Ask ChatGPT the same question, and you get back one answer. No ads, yet. You may have to become increasingly explicit in the question you ask, but the response time is close to real time, and you get the best answer available. It may not be the perfect answer, although we can expect it to improve, but it will save heaps of time.

Google claim to have a similar system sitting on the shelf. In addition, they made a $400 million investment in an AI start-up called Anthropic in late November, just after Chat was launched. I’m sure they have the capability to deliver an answer to Microsoft, as they have been playing with AI for a long time. Perhaps they did not launch because it is not yet perfect, what new product ever is, but more probably they delayed because it is a threat to the existing revenue of the business.

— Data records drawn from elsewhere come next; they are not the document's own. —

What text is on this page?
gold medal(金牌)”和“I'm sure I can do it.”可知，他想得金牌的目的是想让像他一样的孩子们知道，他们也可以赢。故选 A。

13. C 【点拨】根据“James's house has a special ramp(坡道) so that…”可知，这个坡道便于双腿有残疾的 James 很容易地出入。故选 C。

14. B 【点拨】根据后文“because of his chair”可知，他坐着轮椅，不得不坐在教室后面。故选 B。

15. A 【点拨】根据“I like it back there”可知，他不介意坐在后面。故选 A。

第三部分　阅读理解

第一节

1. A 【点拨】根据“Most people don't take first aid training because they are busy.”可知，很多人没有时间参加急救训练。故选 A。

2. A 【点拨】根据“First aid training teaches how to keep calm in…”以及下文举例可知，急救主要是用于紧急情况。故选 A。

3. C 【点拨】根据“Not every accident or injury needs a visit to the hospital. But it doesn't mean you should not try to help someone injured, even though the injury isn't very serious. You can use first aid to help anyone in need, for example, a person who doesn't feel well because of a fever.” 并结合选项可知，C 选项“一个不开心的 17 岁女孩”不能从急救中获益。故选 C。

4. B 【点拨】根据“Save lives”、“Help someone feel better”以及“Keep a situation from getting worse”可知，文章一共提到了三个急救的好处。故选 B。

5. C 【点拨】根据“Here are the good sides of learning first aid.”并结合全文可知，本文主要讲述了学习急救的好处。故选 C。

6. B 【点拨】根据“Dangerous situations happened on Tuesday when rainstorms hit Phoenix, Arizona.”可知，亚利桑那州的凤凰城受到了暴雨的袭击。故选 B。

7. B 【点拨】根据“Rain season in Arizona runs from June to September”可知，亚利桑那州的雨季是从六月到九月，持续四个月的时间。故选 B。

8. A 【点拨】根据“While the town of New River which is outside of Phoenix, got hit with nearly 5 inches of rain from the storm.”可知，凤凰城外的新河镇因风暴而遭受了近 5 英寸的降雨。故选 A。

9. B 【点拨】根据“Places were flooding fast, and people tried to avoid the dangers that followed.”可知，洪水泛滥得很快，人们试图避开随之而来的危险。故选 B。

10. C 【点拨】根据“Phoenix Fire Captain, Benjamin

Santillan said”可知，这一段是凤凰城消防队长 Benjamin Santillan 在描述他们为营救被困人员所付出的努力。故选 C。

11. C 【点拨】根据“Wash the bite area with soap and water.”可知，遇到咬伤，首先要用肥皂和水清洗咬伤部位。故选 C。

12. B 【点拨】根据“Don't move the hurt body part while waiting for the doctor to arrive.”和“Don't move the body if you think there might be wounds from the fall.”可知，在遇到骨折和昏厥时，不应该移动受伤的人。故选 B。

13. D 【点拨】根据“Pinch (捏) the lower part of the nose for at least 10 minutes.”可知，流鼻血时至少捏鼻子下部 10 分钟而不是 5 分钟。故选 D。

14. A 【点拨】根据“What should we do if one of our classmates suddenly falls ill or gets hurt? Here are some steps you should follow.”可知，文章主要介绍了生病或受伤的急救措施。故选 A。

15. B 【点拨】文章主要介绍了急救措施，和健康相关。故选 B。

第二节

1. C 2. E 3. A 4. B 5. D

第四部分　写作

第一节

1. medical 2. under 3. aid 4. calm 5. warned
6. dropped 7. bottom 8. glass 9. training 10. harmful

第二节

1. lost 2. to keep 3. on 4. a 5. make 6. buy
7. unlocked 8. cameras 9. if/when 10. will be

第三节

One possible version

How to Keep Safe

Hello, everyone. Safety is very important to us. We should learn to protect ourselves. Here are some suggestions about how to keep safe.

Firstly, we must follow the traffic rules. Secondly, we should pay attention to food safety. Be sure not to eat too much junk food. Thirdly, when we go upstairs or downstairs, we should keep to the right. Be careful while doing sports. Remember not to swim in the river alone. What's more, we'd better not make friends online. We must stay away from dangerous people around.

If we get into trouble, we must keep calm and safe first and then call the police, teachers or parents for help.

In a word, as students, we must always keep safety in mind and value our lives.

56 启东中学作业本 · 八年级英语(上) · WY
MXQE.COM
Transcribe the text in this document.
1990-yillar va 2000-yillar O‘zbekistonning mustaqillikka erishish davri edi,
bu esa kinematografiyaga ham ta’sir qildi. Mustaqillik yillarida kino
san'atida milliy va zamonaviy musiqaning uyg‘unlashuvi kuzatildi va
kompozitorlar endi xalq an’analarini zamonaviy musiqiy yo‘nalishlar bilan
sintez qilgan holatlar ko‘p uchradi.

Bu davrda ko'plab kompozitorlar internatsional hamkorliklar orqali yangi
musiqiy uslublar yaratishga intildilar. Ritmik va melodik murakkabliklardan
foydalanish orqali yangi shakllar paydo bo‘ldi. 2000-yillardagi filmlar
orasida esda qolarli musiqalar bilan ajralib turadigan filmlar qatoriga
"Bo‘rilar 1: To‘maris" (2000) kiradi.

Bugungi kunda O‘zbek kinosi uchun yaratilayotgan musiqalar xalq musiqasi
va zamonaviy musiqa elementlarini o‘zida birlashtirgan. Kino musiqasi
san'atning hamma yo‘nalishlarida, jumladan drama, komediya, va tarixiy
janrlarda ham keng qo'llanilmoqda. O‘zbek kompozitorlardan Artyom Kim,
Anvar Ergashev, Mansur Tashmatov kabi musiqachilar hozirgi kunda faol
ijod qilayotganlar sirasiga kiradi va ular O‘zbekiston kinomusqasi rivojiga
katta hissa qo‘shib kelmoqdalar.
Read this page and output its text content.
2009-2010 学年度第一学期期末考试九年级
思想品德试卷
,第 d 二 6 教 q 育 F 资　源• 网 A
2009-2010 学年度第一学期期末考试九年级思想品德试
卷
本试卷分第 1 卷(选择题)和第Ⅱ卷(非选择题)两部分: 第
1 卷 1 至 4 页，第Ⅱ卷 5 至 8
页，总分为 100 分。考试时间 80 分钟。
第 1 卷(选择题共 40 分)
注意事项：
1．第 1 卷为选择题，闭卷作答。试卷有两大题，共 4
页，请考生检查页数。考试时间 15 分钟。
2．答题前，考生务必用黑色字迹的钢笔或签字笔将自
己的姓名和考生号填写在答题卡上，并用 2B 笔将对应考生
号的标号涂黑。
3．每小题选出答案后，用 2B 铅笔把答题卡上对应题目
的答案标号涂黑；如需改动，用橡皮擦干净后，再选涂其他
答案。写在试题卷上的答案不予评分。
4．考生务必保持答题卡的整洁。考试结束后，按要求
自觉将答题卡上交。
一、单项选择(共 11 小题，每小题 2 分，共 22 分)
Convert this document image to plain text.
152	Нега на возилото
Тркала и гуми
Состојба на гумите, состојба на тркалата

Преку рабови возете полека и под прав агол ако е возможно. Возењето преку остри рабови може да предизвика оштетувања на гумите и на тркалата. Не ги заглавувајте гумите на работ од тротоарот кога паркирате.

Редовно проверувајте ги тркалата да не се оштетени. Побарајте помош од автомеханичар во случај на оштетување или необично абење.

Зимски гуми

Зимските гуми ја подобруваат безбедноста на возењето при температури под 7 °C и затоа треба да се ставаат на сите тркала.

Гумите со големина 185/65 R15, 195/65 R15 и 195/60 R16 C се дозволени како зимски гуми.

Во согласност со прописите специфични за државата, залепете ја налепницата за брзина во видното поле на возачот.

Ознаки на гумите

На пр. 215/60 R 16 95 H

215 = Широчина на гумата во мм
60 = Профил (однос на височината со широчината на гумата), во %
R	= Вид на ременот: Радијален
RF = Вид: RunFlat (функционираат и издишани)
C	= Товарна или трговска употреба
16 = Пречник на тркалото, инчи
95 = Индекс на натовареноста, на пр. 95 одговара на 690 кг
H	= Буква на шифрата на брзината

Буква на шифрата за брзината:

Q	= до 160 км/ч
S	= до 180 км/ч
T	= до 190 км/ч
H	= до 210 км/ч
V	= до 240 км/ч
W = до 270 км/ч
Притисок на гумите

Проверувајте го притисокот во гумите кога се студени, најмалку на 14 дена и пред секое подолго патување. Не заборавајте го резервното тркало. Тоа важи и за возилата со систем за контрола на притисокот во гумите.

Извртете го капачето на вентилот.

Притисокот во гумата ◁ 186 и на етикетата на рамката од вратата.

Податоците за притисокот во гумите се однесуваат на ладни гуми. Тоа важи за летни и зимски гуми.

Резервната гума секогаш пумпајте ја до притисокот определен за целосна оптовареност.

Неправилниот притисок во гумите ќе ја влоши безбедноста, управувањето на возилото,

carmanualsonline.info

Since the early days, Google has sat on its mountain of cash and not innovated. They have fiddled at the edges, as shown by their site that keeps tabs on their hits and misses,  killedbygoogle.com but never confronted their cash cow, search, with any sort of  innovation that might eat their breakfast. This is in stark contrast to what Apple has been prepared to do, several times.

Whatever else happens, ChatGPT and its backer Microsoft have taken the initiative, and I suspect this will be the best $10 billion investment Microsoft has made in decades. Incorporating ChatGPT into Bing suddenly gives Bing a reason to exist and a competitive advantage to which many will be attracted.

I can only imagine there are late nights in Sundar Pichai’s  (Alphabet’s CEO) office currently as they try and figure out a way to combat this competitive threat while preserving their river of cash from advertising.

As I wrote this post, Google shares tanked and Microsoft announced a new generation of Bing running the next iteration of ChatGPT, customised for search.

Header: Google meets ChatGPT in the style of Monet in blogs used courtesy Dall-E, ChatGPT’s graphic AI stablemate.

Update No. 1. Feb 10, 3 hours after the original publication. probably the first of many.

I came across this Google post on their own site, via Visual Capitalist. If anything, it absolutely confirms the contention in the above post that Google have badly fumbled the ball. Timing is a much underrated quality in marketing. On several occasions, I have done the right thing at the wrong time, usually well before the market is ready, and failed as a result, only to see a competitor succeed at a later date.